A ‘Citizen’s Report’, prepared by civil society groups in the state and submitted to the Supreme Court last month on coal mining continuing in the state despite the ban, says, “Workers enter the cave early in the morning and keep on working till they are tired, or if they are hungry or when they feel that they have earned enough money for the day.”

That money, in these parts, can be a lot. At Rs 150 per wheelbarrow, a labourer can earn up to Rs 1,500 a day. Now, as an agricultural worker, cultivating vegetables, Shahmat’s daily earnings are no more than Rs 200.

Down the rat hole
Obhijaan’s husband Amir Hussain went to work at the mine to pay back a Rs 2 lakh loan. (Express: Dhruba Dutta)

Obhijaan says husband Hussain left hoping to pay back the Rs 2 lakh loan he took eight years ago to buy a small piece of land and build their thatched house. “He could not repay that loan and had to then take further loans.”

When he left on November 16, it was Hussain’s second stint at the mines. Earlier, during the summer of 2018, he went for a month and earned around Rs 60,000.

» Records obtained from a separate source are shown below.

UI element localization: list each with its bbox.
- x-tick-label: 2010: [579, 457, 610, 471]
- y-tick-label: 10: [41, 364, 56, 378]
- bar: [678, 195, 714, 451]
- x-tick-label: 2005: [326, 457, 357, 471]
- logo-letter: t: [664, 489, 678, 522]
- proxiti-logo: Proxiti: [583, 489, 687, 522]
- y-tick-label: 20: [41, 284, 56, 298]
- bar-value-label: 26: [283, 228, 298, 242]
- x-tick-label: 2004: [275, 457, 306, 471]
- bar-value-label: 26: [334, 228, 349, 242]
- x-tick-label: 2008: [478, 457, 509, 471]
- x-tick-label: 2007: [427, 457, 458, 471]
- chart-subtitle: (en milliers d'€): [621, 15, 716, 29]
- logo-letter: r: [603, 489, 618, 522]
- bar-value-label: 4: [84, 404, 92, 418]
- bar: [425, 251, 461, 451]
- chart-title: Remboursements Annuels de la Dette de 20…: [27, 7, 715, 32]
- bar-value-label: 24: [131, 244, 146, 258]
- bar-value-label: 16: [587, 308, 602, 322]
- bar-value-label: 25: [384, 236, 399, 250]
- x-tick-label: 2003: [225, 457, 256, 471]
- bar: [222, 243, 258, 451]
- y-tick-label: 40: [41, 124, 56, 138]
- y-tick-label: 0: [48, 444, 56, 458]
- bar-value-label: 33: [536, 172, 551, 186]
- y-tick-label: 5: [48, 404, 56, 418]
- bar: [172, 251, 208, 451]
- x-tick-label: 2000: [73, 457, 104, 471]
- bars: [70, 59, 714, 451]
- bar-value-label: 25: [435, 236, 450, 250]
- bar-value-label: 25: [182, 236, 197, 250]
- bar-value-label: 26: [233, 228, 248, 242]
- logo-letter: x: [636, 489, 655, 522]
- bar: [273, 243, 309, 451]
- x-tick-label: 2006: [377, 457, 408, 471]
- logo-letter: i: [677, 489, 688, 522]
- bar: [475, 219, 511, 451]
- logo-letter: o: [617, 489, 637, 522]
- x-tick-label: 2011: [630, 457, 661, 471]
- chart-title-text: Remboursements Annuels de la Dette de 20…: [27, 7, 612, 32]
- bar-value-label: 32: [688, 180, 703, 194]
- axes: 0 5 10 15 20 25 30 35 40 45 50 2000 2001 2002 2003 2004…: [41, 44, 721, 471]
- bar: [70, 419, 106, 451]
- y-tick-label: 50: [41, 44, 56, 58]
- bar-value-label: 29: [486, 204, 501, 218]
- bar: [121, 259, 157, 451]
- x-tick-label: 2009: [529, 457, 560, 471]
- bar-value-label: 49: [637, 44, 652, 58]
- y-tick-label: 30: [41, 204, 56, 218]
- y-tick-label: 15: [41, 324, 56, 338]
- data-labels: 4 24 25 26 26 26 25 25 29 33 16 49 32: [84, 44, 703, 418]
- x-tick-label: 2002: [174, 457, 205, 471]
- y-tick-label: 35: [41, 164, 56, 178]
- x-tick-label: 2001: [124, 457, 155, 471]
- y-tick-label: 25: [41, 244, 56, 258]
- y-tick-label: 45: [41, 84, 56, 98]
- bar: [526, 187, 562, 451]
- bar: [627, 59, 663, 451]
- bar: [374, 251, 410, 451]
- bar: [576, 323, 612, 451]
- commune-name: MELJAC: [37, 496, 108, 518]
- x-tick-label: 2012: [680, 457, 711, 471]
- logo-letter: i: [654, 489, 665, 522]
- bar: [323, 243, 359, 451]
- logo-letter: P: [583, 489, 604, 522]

The third miner from Chirang trapped in the mines is Monirual Islam, 19. His father Solibor Rahman, 60, worked in the Meghalaya mines periodically from 1985 to 2012 while brother Manik Ali, 25, has been going for the last nine years. Says Manik, “Our mother was diagnosed with liver cancer three years ago. For her treatment in Guwahati, we borrowed Rs 1.5 lakh. Mother died, but we still have the loan and we incurred additional loans too.”

Rahman, who now farms a small land he owns, says no father would ever ask his sons to work in rat-hole mines if there were other options. “Earlier, Manik had gone to Delhi and Haryana to work as a labourer at a stone-crushing facility. He came back with tuberculosis. My brother’s son is working as a labourer in a road-building project in Arunachal Pradesh but the pay is nothing, Rs 400 per day,” he says.

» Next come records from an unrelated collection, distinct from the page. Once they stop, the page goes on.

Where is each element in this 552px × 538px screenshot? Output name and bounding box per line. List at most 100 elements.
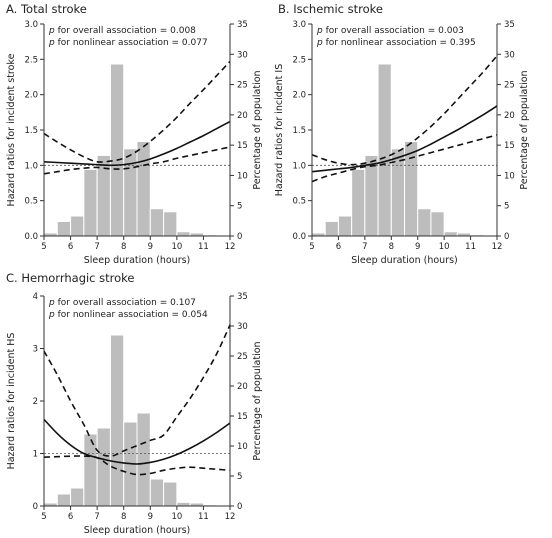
x-tick-label: 5 (309, 242, 314, 252)
y2-axis-label: Percentage of population (252, 341, 263, 460)
y2-tick-label: 5 (237, 472, 242, 482)
y-tick-label: 3.0 (24, 20, 38, 30)
ci-lower-line (43, 146, 231, 175)
y2-tick-label: 20 (504, 111, 515, 121)
histogram-bar (176, 501, 191, 507)
x-tick-label: 9 (148, 512, 153, 522)
x-tick-label: 7 (94, 512, 99, 522)
y-tick-label: 1.0 (292, 161, 306, 171)
hazard-ratio-line (311, 105, 498, 173)
y2-tick-label: 10 (504, 171, 515, 181)
histogram-bar (70, 215, 85, 237)
y-tick-label: 1.5 (24, 126, 38, 136)
x-tick-label: 6 (336, 242, 341, 252)
ci-upper-line (43, 60, 231, 163)
p-symbol: p (316, 26, 323, 36)
y2-axis-label: Percentage of population (519, 70, 530, 189)
x-tick-label: 10 (171, 242, 182, 252)
histogram-bar (364, 154, 379, 237)
y2-tick-label: 35 (504, 20, 515, 30)
panel-title: C. Hemorrhagic stroke (6, 271, 135, 285)
y-tick-label: 0.0 (292, 232, 306, 242)
histogram-bar (56, 220, 72, 237)
hazard-ratio-line (43, 120, 231, 167)
x-axis-label: Sleep duration (hours) (84, 525, 191, 536)
x-axis-label: Sleep duration (hours) (84, 255, 191, 266)
ci-upper-line (43, 324, 231, 457)
y2-tick-label: 5 (237, 202, 242, 212)
y2-tick-label: 0 (237, 502, 242, 512)
histogram-bar (136, 141, 151, 237)
x-tick-label: 6 (68, 512, 73, 522)
y-tick-label: 3.0 (292, 20, 306, 30)
p-value-text: for nonlinear association = 0.054 (55, 310, 208, 320)
x-tick-label: 7 (94, 242, 99, 252)
y-tick-label: 4 (33, 292, 38, 302)
histogram-bar (176, 231, 191, 237)
y2-tick-label: 5 (504, 202, 509, 212)
y-axis-label: Hazard ratios for incident IS (274, 64, 285, 197)
p-value-annotation: p for nonlinear association = 0.077 (48, 38, 208, 48)
histogram-bar (163, 481, 178, 507)
x-tick-label: 11 (465, 242, 476, 252)
y2-axis-label: Percentage of population (252, 70, 263, 189)
chart-panel-b: B. Ischemic stroke 5 6 7 8 9 10 11 12 Sleep durat… (274, 2, 530, 266)
x-tick-label: 11 (198, 512, 209, 522)
y2-tick-label: 20 (237, 111, 248, 121)
y-tick-label: 2.5 (292, 55, 306, 65)
y2-tick-label: 25 (504, 81, 515, 91)
p-value-text: for overall association = 0.003 (323, 26, 464, 36)
p-value-annotation: p for nonlinear association = 0.395 (316, 38, 476, 48)
histogram-bar (163, 211, 178, 237)
p-symbol: p (48, 38, 55, 48)
y2-tick-label: 25 (237, 81, 248, 91)
y2-tick-label: 15 (237, 412, 248, 422)
histogram-bar (123, 148, 138, 237)
p-value-annotation: p for nonlinear association = 0.054 (48, 310, 208, 320)
y2-tick-label: 0 (237, 232, 242, 242)
panel-title: B. Ischemic stroke (278, 2, 383, 16)
y2-tick-label: 30 (237, 322, 248, 332)
p-value-annotation: p for overall association = 0.008 (48, 26, 196, 36)
y-tick-label: 0.5 (292, 197, 306, 207)
histogram-bar (83, 168, 98, 237)
y-tick-label: 3 (33, 345, 38, 355)
panel-title: A. Total stroke (6, 2, 87, 16)
x-tick-label: 8 (121, 242, 126, 252)
histogram-bar (443, 231, 458, 237)
p-symbol: p (316, 38, 323, 48)
histogram-bar (149, 478, 165, 507)
histogram-bar (417, 208, 432, 237)
ci-upper-line (311, 55, 498, 166)
y-tick-label: 2.0 (24, 91, 38, 101)
y2-tick-label: 15 (237, 141, 248, 151)
histogram-bar (70, 487, 85, 507)
x-axis-label: Sleep duration (hours) (351, 255, 458, 266)
y2-tick-label: 20 (237, 382, 248, 392)
x-tick-label: 12 (492, 242, 503, 252)
p-symbol: p (48, 310, 55, 320)
x-tick-label: 10 (171, 512, 182, 522)
y2-tick-label: 25 (237, 352, 248, 362)
y-tick-label: 2.0 (292, 91, 306, 101)
histogram-bar (324, 220, 339, 237)
histogram (311, 63, 498, 237)
x-tick-label: 7 (362, 242, 367, 252)
p-value-text: for overall association = 0.107 (55, 298, 196, 308)
histogram-bar (149, 208, 165, 237)
p-value-text: for overall association = 0.008 (55, 26, 196, 36)
x-tick-label: 11 (198, 242, 209, 252)
chart-panel-a: A. Total stroke 5 6 7 8 9 10 11 12 Sleep duration… (6, 2, 263, 266)
histogram-bar (109, 63, 125, 237)
p-value-annotation: p for overall association = 0.003 (316, 26, 464, 36)
y2-tick-label: 10 (237, 442, 248, 452)
x-tick-label: 10 (439, 242, 450, 252)
p-symbol: p (48, 26, 55, 36)
x-tick-label: 12 (225, 512, 236, 522)
x-tick-label: 9 (148, 242, 153, 252)
histogram-bar (351, 168, 366, 237)
histogram-bar (136, 412, 151, 507)
x-tick-label: 6 (68, 242, 73, 252)
ci-lower-line (43, 455, 231, 476)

Rahman’s neighbour Fazial Haque (35) claims two of his brothers, Insan and Minzen, died of tuberculosis after working in stone-crushing facilities in Haryana. “Almost everyone who goes to work in Delhi or Haryana comes back with tuberculosis,” Haque says.

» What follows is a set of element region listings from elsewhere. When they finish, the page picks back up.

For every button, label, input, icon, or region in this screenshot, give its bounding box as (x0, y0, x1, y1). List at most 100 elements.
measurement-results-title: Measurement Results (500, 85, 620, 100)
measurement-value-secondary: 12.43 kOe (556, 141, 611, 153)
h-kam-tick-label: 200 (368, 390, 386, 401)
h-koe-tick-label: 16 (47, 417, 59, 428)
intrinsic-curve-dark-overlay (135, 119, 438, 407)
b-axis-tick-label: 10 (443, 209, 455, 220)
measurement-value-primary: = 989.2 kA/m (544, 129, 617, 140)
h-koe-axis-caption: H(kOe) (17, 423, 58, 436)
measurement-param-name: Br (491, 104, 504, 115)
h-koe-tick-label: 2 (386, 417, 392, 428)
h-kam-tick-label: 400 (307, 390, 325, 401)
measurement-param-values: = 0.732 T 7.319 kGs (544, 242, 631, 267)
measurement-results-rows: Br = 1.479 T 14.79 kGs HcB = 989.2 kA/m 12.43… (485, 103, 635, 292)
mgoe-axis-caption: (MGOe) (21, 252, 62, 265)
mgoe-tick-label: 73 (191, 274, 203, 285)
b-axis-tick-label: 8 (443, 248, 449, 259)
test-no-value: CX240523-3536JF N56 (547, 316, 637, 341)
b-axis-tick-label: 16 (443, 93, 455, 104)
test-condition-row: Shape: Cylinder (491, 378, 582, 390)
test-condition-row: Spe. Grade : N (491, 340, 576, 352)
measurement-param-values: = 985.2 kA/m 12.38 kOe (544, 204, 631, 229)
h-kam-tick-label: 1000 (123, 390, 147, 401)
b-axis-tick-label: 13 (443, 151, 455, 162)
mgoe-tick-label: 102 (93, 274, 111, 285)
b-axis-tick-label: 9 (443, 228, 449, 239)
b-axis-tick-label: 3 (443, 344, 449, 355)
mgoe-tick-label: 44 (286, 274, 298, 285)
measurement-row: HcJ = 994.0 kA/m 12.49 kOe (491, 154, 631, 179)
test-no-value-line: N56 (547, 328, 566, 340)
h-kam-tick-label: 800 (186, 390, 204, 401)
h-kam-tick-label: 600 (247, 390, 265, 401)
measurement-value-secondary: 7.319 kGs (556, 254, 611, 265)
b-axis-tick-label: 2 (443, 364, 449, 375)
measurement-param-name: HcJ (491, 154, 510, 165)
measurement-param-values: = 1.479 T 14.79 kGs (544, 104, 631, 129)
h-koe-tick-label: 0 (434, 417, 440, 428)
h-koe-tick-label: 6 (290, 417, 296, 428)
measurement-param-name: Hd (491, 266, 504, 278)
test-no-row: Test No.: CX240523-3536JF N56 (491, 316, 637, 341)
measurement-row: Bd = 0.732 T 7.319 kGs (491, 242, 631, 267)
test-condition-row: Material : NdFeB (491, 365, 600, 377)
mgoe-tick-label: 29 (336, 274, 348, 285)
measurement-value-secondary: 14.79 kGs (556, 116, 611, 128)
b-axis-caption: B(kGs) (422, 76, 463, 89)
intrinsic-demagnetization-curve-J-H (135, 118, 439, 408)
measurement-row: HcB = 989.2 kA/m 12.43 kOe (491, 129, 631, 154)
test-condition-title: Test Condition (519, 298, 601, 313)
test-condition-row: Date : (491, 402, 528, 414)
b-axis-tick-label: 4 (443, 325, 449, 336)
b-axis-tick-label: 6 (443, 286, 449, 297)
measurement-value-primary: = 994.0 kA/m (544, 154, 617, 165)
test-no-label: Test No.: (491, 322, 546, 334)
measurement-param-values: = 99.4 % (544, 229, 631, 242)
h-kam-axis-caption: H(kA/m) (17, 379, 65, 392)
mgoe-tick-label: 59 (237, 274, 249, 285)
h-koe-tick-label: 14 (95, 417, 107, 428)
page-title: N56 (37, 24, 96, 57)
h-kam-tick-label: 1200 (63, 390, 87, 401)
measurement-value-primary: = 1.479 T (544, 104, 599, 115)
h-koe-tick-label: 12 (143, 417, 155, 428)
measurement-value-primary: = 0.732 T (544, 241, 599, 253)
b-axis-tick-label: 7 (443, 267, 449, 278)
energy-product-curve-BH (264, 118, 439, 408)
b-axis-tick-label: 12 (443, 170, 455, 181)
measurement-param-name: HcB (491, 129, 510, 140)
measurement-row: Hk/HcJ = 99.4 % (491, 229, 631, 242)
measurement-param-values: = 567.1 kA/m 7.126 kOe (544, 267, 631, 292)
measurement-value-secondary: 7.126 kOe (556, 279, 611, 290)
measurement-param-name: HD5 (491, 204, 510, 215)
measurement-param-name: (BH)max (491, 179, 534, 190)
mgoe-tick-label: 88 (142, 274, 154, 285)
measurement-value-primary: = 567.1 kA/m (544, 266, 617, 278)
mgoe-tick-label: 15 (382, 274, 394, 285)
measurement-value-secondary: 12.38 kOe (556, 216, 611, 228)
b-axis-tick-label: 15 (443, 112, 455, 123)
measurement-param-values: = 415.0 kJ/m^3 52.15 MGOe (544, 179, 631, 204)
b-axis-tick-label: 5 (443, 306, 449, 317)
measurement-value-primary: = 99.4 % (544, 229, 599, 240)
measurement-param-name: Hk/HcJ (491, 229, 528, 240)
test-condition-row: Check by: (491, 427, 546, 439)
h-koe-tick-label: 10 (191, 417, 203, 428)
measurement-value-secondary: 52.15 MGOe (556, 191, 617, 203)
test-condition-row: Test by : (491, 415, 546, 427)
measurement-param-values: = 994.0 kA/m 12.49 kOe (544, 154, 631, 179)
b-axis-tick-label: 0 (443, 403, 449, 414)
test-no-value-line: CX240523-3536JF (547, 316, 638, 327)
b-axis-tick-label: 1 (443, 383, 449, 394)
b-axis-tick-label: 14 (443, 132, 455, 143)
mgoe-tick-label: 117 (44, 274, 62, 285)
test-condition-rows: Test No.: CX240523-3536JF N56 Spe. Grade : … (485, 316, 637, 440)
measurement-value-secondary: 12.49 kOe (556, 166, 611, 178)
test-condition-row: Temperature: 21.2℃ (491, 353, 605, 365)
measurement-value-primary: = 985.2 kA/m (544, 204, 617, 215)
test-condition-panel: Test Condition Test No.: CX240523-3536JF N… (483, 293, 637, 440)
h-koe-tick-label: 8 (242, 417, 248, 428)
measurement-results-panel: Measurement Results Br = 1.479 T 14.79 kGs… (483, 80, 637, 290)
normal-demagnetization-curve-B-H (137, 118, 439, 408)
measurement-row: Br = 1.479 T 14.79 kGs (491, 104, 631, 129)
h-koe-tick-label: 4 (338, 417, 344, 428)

Saheb Ali (21) knows he can’t thank “Allah” enough. He was inside the mine that morning of December 13, pulling a wheelbarrow through one of the ‘rat-hole’ sized tunnels. Suddenly, he says, he heard sounds of water rushing in and felt an abnormal wind. He left his wheelbarrow and crawled as quickly as he could towards the main shaft, where four other workers — one a record keeper who keeps account of how many men are working and how many wheelbarrows of coal are extracted, and three to load the coal from the wheelbarrows to a box, to be hitched up by a crane — were present. All five were rescued.

As for the rest, his story is no different from the others. “In our villages, there is rampant unemployment. I need Rs 400 per day to support my family, including my unemployed brother, his wife, their child, my sister, my mother and me,” he says, adding that he has been doing the mine work for six-seven years, after having tried his hand at odd jobs. Saheb has only studied till Class 6 at the local school. “By the 13th day of working in that mine, I had transported 100 gari (wheelbarrow) of coal and earned 15,000. That is good money.”

Explaining how Chirang labourers keep the Meghalaya mines running, Saheb says they are approached by ‘sardars’, as the labour contractors or coal mine managers are known. According to police records, the sardar of the ill-fated mine was James Sukhlain, who is still absconding. But, Saheb says, between Sukhlain and the labourers there are multiple sardars, through whom coal mine owners spread the word to villages of West Garo Hills district and Assam that labourers are required.

Manik says that the labourers then take a bus to the nearest town in Meghalaya, followed by a shared vehicle to a village near the mining site. The workers stay in hutments there and work.

Saheb does not believe any of his co-workers — he says there are 17 inside, two more than the official version — will come out alive.


But will he go back? He doesn’t hesitate. “If the government does nothing to support the poor, then many would be compelled to work in a mine. Yes, I might go back.”